Granted -- we all have better things to do.  I think this message, and 
the recent vcdimager/etc thread, were both just something people 
stumbled onto in the course of other activities.

In the case of the vcdimager issue recently discussed on this list, I 
was downloading it *because I wanted to used it*, and when I installed 
it, it didn't work: cygwin DLL conflicts.  This clued me that the 
program (a) used cygwin [Cool!!] and (b) distributed cygwin1.dll 
[conflicted with my "real" cygwin installation; not cool.]  I was able 
to work around (b).  However, because I know that if the GPL is not 
enforced, then a bad actor could point to all those instances of 
non-enforcement, and use that to invalidate the GPL everywhere.  ["bad 
actor" == NOT another opensource group, but someone who wanted to take 
GPL code, modify it, and then distribute the result without source. 
"Embrace and Extend"?  Microsoft's Kerberos implementation?].  The claim 
would go something like this:
   "Hey, why pick on me?  Obviously the GPL is not enforceable because 
you guys didn't enforce it in these other cases.  Trying to enforce it 
on me is unequal application; you're in violation of the 14th amendment, 
It's an illegal restraint of trade, blah blah blah..."

> As long as the reason is not a commercial exploit, I believe that too
> much
> cautions would result in a harm to the free software community.
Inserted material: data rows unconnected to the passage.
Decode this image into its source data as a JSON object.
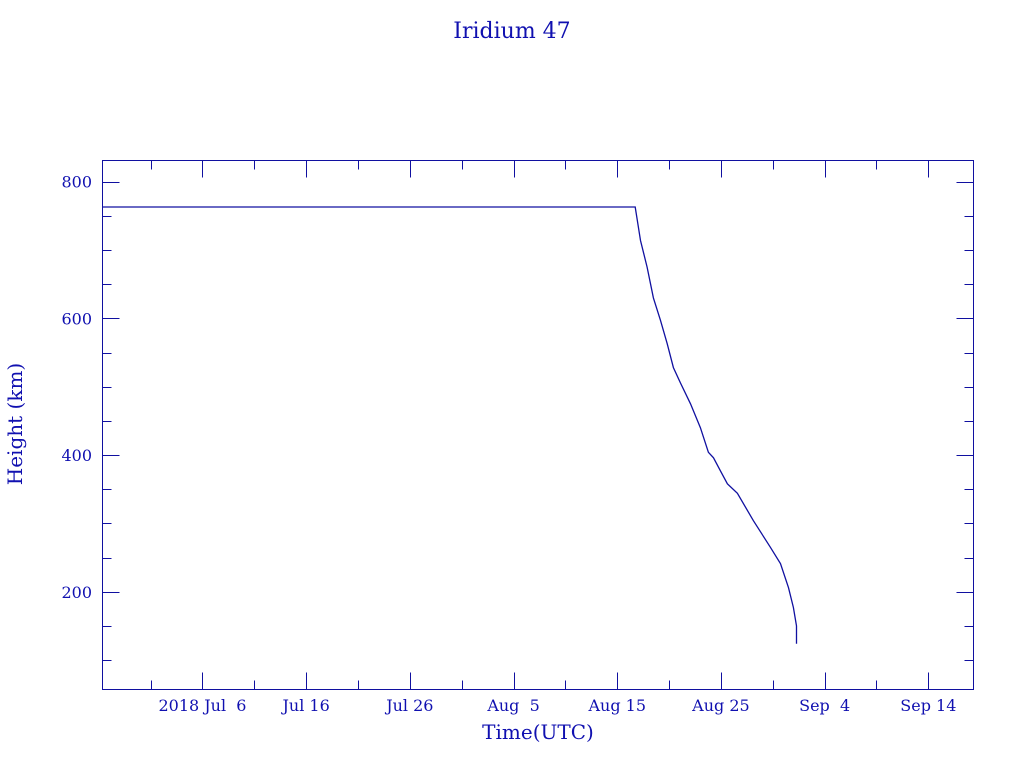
{
  "chart_data": {
    "type": "line",
    "title": "Iridium 47",
    "xlabel": "Time(UTC)",
    "ylabel": "Height (km)",
    "color": "#1010a0",
    "xlim": [
      "2018-06-26T08:40Z",
      "2018-09-18T08:30Z"
    ],
    "ylim": [
      57,
      831
    ],
    "grid": false,
    "x_ticks": [
      {
        "date": "2018-07-06T00:00Z",
        "label": "2018 Jul  6"
      },
      {
        "date": "2018-07-16T00:00Z",
        "label": "Jul 16"
      },
      {
        "date": "2018-07-26T00:00Z",
        "label": "Jul 26"
      },
      {
        "date": "2018-08-05T00:00Z",
        "label": "Aug  5"
      },
      {
        "date": "2018-08-15T00:00Z",
        "label": "Aug 15"
      },
      {
        "date": "2018-08-25T00:00Z",
        "label": "Aug 25"
      },
      {
        "date": "2018-09-04T00:00Z",
        "label": "Sep  4"
      },
      {
        "date": "2018-09-14T00:00Z",
        "label": "Sep 14"
      }
    ],
    "x_minor_step_days": 5,
    "y_ticks": [
      200,
      400,
      600,
      800
    ],
    "y_minor_step": 50,
    "series": [
      {
        "x": [
          "2018-06-26T08:40Z",
          "2018-08-16T17:30Z",
          "2018-08-17T05:45Z",
          "2018-08-17T21:00Z",
          "2018-08-18T11:45Z",
          "2018-08-19T04:00Z",
          "2018-08-19T19:30Z",
          "2018-08-20T10:00Z",
          "2018-08-21T02:00Z",
          "2018-08-22T01:30Z",
          "2018-08-23T00:30Z",
          "2018-08-23T19:00Z",
          "2018-08-24T06:45Z",
          "2018-08-24T22:45Z",
          "2018-08-25T15:00Z",
          "2018-08-26T14:00Z",
          "2018-08-28T03:00Z",
          "2018-08-29T18:30Z",
          "2018-08-30T17:45Z",
          "2018-08-31T12:15Z",
          "2018-08-31T23:45Z",
          "2018-09-01T06:45Z",
          "2018-09-01T06:45Z"
        ],
        "y": [
          763,
          763,
          714,
          675,
          630,
          597,
          563,
          528,
          506,
          475,
          440,
          404,
          396,
          377,
          358,
          344,
          304,
          265,
          241,
          206,
          177,
          150,
          124
        ]
      }
    ]
  }
}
I
> believe that
> a too strict prosecution of the rules would not encourage people to
> release
> there works to the public.

You're welcome to your beliefs.  However, the legal realm has its own 
rules, which are not subject to your opinions.  (sorry, but that's the 
blunt truth).  Being nice to "the good guys" could cost us big when we 
have to fight "the bad guys".

> btw I think the GPL only states that the sources should be made
> available if
> someone asks for them, so it would be ok to distribute the program in
> binary
> form and send the source per email if requested. (please correct me if I
> am
> wrong)

Technically, the sources must be distributed "in the same manner as the 
binary" -- or a **WRITTEN** offer of source must be provided WITH the 
binary.  "Written" in legal terms means "on a physical piece of paper". 
  Since we haven't gotten the Trek transporter technology to work yet, 
we can't include this "written" offer inside an electronic download 
(that is, a README file doesn't cut it).  So, if the binary is on an ftp 
site, we must provide the sources on that ftp site.  http downloaded 
binary?  then source must be downloadable via http.  emailed binary? 
emailed source.  binary on CD?  sources on CD(*).

(*)Special case (as documented in the GPL): the distributor may charge a 
nominal additional fee for the sources to cover the physical duplication 
and mailing costs, when the source is provided on a physical medium.

Oh goodie.  Another GPL war.  I just love these.  </end sarc> Sigh.